Guillestre. Moment clé. L’Isoard est en vue et on sent que ça ralentit. A nouveau Rob, Erk, Jéjé et ma petite sont là. Je souris. Tout va bien pour vous les jeunes? Je blague. Je suis en grande forme. Mon compteur me le confirme : les délais vont exploser. Je biche à mort. Je relance. Des groupes de cyclistes me doublent en paquet. Je me dis qu’ils ratent quelque chose. Je suis pas sûr pourtant qu’ils nous envient.
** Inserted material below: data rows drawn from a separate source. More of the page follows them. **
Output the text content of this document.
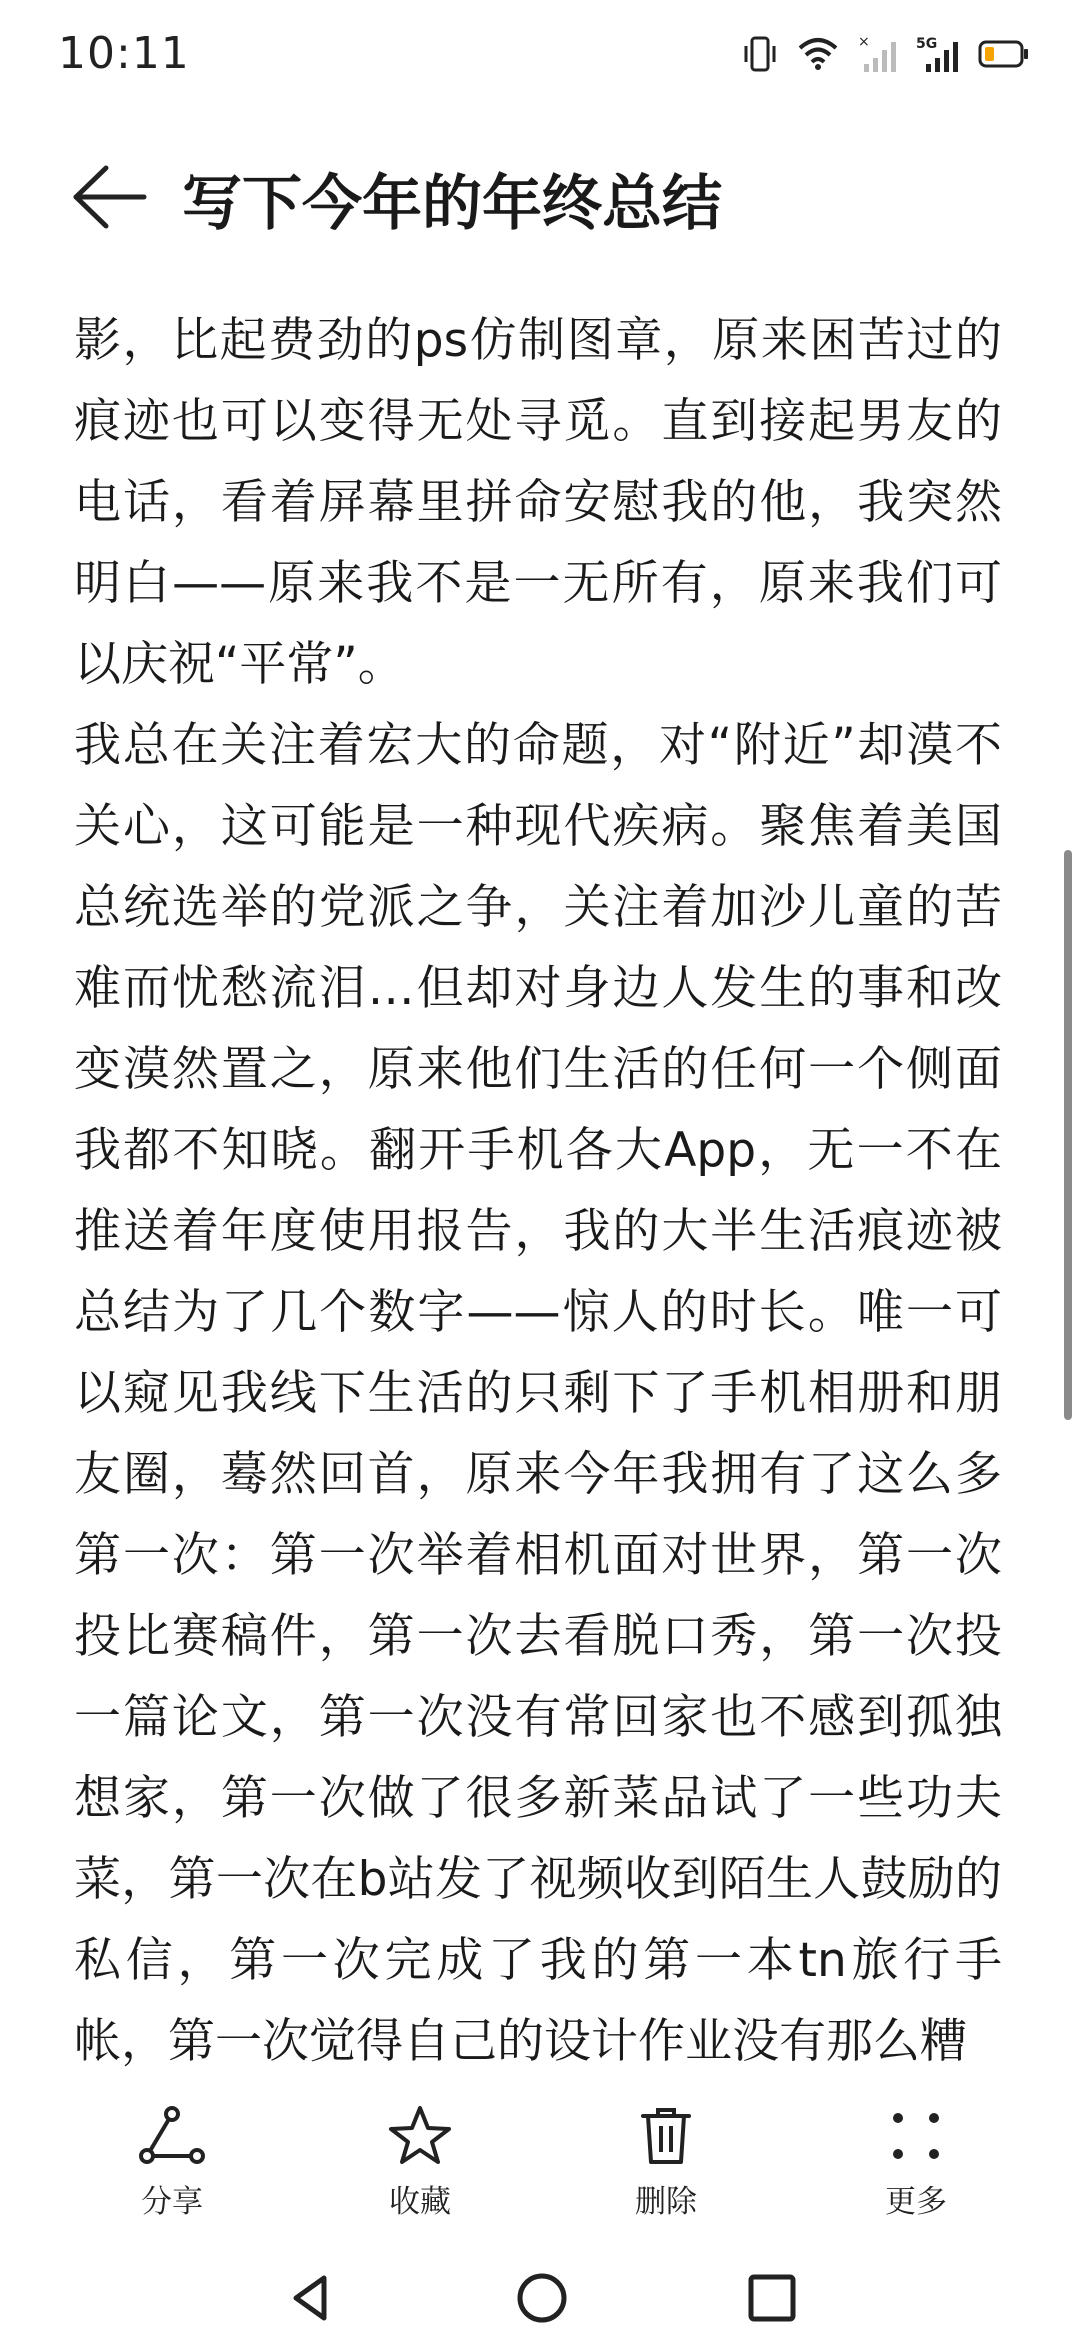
10:11	×	5G
写下今年的年终总结

影，比起费劲的ps仿制图章，原来困苦过的痕迹也可以变得无处寻觅。直到接起男友的电话，看着屏幕里拼命安慰我的他，我突然明白——原来我不是一无所有，原来我们可以庆祝“平常”。

我总在关注着宏大的命题，对“附近”却漠不关心，这可能是一种现代疾病。聚焦着美国总统选举的党派之争，关注着加沙儿童的苦难而忧愁流泪…但却对身边人发生的事和改变漠然置之，原来他们生活的任何一个侧面我都不知晓。翻开手机各大App，无一不在推送着年度使用报告，我的大半生活痕迹被总结为了几个数字——惊人的时长。唯一可以窥见我线下生活的只剩下了手机相册和朋友圈，蓦然回首，原来今年我拥有了这么多第一次：第一次举着相机面对世界，第一次投比赛稿件，第一次去看脱口秀，第一次投一篇论文，第一次没有常回家也不感到孤独想家，第一次做了很多新菜品试了一些功夫菜，第一次在b站发了视频收到陌生人鼓励的私信，第一次完成了我的第一本tn旅行手帐，第一次觉得自己的设计作业没有那么糟

分享	收藏	删除	更多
Au début les gorges c’est sympa ça descend. Dans un des tunnels il y une zone, très courte, dans l’obscurité. Je me crispe sur les freins. Je retiens mon souffle. Evidemment il n’y a ni trou, ni bosse, ni monstre tapi dans l’ombre. N’empêche ça fait peur. La route est magnifique. Sur la rivière des rafts galèrent entre les rochers. Il y a peu d’eau faut dire. Ce qui est dur en raft, c’est la sécheresse.

En vélo ce qui est dur c’est pas la sécheresse. En vélo ce qui est dur c’est le vent. Surtout le vent de face. Surtout dans un petit faux plat bien faux-cul comme celui là. Surtout avant le col. En tous cas mon compteur est impitoyable. Moment assez difficile. En plus j’ai beau y repenser le vent n’est pas censé souffler dans ce sens là à cet endroit là. Bonne nouvelle pour le retour sans doute, mais il faudrait pas qu’il soit défavorable dans l’Isoard. Il faudrait vraiment pas.

Il l’est.

Je remets en route la machine à calculer. 13H10. Ca ira. Juste. Je m’inquiète pour Sylvain. Derrière moi il n’y en aura pas tant que ça dans les délais. A Brunissard c’est l’apocalypse. On voit la pitié dans les yeux des spectateurs et une sorte de résignation dans les yeux des triathlètes plantés. On attend le sommet en serrant les dents. Ca ira mieux en haut. Si on y arrive...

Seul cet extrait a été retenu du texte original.